While doing so, I ran the wakeup_rt tracer, to track the time from PulseAudio requesting wakeup (through hrtimers), to the thread actually running.
I'm not sure how much overhead added by the wakeup_rt tracer itself, but I got 9 ms on one machine and 20 ms on another, which I consider to be quite a lot even for a standard kernel (i e without RT or other special configuration).

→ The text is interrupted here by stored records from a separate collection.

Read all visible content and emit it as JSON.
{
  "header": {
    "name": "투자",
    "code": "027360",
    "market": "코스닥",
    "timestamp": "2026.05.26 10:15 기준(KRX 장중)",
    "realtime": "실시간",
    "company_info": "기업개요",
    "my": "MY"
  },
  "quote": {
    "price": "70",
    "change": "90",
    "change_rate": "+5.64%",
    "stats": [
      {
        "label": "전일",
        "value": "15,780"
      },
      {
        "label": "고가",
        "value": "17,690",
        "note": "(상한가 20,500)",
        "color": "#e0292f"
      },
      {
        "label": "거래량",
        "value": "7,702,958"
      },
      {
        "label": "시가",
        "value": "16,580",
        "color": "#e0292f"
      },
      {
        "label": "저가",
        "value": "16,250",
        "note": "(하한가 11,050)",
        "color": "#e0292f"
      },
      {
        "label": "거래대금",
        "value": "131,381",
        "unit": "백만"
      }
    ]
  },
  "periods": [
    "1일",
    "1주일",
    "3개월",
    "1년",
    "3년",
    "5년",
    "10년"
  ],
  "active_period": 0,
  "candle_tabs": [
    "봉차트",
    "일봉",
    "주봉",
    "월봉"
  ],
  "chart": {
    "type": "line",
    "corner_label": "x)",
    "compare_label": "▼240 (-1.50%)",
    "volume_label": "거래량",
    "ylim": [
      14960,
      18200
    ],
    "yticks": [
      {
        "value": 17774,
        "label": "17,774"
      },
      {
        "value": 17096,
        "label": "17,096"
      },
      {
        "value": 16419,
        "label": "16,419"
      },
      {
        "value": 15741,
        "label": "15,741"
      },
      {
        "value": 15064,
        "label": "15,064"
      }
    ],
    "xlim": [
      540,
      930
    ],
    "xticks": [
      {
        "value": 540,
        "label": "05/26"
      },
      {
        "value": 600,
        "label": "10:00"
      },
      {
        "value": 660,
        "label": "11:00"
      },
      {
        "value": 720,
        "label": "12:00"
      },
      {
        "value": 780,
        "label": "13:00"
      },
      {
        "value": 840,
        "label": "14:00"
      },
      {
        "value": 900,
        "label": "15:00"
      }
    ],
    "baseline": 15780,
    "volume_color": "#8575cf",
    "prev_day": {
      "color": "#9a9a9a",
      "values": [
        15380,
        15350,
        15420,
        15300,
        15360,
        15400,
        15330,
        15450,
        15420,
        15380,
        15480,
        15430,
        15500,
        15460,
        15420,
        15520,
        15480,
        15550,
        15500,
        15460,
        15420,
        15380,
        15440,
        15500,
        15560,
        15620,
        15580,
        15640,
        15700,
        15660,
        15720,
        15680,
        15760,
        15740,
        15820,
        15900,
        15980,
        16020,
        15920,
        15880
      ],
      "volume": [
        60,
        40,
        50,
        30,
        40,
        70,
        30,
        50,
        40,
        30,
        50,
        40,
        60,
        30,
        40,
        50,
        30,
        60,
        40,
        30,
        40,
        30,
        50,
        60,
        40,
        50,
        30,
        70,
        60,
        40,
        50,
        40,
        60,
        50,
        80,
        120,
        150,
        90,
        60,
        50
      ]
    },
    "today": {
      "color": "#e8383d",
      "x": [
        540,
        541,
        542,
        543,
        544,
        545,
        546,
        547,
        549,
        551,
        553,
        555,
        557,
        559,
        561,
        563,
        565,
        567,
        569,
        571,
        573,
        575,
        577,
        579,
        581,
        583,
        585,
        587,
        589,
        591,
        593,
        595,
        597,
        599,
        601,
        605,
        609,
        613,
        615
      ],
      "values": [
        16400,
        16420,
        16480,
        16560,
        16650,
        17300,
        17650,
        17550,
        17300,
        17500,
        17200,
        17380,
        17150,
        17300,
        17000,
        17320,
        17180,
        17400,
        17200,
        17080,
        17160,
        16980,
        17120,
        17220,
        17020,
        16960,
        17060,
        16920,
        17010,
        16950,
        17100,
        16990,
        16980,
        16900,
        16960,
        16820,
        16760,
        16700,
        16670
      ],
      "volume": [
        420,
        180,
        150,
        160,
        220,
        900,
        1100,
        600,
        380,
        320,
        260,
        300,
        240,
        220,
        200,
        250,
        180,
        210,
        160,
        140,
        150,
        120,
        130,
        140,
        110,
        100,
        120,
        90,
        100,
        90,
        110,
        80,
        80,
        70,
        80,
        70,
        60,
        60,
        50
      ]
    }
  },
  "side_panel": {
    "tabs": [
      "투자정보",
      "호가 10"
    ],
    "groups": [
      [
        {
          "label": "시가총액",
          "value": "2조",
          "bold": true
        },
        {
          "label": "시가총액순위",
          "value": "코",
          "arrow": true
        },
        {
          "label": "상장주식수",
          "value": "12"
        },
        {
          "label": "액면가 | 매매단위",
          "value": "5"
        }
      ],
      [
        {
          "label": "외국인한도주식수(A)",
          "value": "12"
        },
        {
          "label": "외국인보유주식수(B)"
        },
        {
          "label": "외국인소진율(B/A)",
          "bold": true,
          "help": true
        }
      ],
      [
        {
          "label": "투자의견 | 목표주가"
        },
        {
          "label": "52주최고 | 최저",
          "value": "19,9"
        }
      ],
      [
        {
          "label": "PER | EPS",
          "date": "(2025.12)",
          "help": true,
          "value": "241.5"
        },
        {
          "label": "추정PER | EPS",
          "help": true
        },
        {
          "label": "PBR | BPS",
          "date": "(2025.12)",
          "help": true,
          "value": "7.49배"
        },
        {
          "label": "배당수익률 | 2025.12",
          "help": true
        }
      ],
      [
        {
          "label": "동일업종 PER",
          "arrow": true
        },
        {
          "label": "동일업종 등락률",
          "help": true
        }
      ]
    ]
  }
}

The 9 ms example is pastebinned at [1], and here's where we get stuck for most of the time:
<idle>-0 3d... 1105us : ktime_get_real <-intel_idle
<idle>-0 3d... 1106us!: getnstimeofday <-ktime_get_real
<idle>-0 3d... 7823us : ktime_get_real <-intel_idle
<idle>-0 3d... 7890us : ktime_get_real <-intel_idle
<idle>-0 3d... 7891us!: getnstimeofday <-ktime_get_real
<idle>-0 3d... 9023us : ktime_get_real <-intel_idle
Looking at the trace you posted here: http://pastebin.se/6iMRdDfR
The trace also looks like its the cpuidle to interrupt transition where you're seeing this. I sort of wonder if its mis-attributing the idle time to the getnstimeofday()? Mainly because you don't seem to spend much time in intel_idle() otherwise.
Or maybe we're both misreading it and its saying there's a delay between the first ktime_get_real() from intel_idle() to the second call of ktime_get_real(), between which we're in deep idle (which would make sense)?